After nearly two and a half hours, Tyson called up William Ander’s famous “Earthrise,” a photograph of our planet snapped from the moon during the Apollo 8 mission of 1968. Tyson gives the image credit for a whole host of sociological and environmental advances, including the EPA, Doctors Without Borders, The National Oceanic and Atmospheric Administration and Earth Day (sorry, Rachel Carson).
“Pictures of Earth never had clouds before then,” Tyson said, flashing an antiquated cover of Life magazine with a pristine, uncovered earth as proof. “This was the first time we connected Earth and the atmosphere as a system.”

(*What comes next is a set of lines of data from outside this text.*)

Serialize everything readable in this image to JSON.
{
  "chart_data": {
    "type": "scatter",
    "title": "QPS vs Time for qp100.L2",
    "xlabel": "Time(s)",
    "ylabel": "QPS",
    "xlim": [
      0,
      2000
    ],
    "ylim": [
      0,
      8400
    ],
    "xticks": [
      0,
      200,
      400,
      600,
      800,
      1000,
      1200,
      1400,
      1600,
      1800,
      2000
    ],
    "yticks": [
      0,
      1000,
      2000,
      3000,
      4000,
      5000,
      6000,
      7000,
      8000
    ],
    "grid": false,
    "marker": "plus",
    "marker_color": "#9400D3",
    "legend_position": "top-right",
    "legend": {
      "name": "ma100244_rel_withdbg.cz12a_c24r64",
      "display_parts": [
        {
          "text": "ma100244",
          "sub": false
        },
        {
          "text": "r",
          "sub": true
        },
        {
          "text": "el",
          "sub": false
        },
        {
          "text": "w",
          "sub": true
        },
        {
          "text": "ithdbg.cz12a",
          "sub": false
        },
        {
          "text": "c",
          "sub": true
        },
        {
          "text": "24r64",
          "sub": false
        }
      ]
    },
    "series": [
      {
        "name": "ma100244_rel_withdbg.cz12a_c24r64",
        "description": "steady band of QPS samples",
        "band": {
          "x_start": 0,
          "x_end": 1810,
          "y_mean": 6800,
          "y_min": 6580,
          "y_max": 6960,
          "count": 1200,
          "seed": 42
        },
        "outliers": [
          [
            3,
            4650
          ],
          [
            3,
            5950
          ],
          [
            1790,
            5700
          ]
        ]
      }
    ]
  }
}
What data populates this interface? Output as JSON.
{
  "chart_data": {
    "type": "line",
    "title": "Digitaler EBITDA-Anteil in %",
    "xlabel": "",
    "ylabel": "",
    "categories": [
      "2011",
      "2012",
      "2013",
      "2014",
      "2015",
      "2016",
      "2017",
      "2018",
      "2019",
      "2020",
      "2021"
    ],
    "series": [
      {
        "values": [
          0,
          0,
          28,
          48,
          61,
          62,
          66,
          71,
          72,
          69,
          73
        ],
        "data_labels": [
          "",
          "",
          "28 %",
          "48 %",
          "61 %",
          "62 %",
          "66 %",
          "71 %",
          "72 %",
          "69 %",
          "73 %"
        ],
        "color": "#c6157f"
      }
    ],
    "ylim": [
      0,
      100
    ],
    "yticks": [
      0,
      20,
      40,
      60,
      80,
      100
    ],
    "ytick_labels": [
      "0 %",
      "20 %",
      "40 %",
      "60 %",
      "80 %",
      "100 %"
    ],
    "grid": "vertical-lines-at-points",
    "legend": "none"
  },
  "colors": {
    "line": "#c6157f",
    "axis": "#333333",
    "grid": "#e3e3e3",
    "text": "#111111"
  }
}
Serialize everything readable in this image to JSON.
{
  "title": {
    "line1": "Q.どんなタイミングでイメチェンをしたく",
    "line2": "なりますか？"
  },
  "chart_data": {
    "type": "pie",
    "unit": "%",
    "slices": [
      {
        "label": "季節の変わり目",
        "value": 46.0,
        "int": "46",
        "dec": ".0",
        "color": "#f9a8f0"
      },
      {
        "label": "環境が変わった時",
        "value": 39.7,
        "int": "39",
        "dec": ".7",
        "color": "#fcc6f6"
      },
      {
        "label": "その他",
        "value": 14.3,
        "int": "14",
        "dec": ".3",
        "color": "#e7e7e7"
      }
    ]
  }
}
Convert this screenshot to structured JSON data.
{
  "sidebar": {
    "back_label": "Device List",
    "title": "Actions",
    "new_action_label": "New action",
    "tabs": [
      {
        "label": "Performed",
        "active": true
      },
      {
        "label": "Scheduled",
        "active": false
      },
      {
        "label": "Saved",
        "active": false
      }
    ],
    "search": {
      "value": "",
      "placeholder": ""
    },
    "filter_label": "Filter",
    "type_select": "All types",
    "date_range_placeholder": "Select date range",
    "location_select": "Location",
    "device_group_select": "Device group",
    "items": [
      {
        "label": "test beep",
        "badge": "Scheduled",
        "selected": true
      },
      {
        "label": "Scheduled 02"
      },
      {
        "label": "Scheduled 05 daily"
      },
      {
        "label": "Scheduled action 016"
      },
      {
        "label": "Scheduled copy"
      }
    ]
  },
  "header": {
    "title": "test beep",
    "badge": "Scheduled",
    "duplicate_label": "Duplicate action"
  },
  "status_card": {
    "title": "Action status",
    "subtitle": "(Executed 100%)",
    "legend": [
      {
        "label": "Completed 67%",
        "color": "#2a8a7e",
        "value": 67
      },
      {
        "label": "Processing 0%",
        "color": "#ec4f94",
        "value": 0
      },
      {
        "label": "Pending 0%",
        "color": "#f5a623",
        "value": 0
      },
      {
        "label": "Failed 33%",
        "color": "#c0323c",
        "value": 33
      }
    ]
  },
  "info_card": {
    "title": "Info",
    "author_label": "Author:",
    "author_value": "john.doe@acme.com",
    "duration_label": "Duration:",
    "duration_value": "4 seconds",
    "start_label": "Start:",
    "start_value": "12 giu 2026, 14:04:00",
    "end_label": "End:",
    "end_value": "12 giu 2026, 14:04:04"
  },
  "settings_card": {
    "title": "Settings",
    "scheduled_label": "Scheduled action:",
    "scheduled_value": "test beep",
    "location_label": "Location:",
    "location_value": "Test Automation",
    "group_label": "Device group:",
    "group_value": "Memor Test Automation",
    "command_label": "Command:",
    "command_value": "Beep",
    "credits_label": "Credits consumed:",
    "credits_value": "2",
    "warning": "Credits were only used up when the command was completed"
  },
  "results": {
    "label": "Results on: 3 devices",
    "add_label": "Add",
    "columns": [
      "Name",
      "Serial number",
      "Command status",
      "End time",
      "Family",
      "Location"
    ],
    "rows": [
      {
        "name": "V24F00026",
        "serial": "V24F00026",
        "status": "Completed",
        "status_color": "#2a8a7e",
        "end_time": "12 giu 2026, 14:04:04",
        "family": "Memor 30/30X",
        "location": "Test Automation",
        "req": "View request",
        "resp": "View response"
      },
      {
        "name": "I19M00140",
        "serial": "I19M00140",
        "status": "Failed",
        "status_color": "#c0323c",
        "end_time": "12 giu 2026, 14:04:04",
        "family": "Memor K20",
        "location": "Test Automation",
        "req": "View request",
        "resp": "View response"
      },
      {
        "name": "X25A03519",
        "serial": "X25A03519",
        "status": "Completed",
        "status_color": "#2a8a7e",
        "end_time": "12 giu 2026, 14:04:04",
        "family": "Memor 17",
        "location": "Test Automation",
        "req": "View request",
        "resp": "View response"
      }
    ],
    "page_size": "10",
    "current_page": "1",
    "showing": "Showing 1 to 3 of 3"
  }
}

“Earthrise” gave way to “Pale Blue Dot,” a famous image produced by Voyager 1 in 1990 and recreated by the Cassini spacecraft in 2013 (“Earth’s first selfie,” Tyson couldn’t help but joke). In the original photo, Earth is smaller than a pixel; in the modern version, it’s a barely perceptible blip underneath the imposing rings of Saturn. With the image projected on three screens, Tyson cut the lights and readied “a recitation from the Book of Carl,” a reference to his mentor, the American astronomer and former host of Cosmos, Carl Sagan. The audience sat quietly in the darkness as he began to read.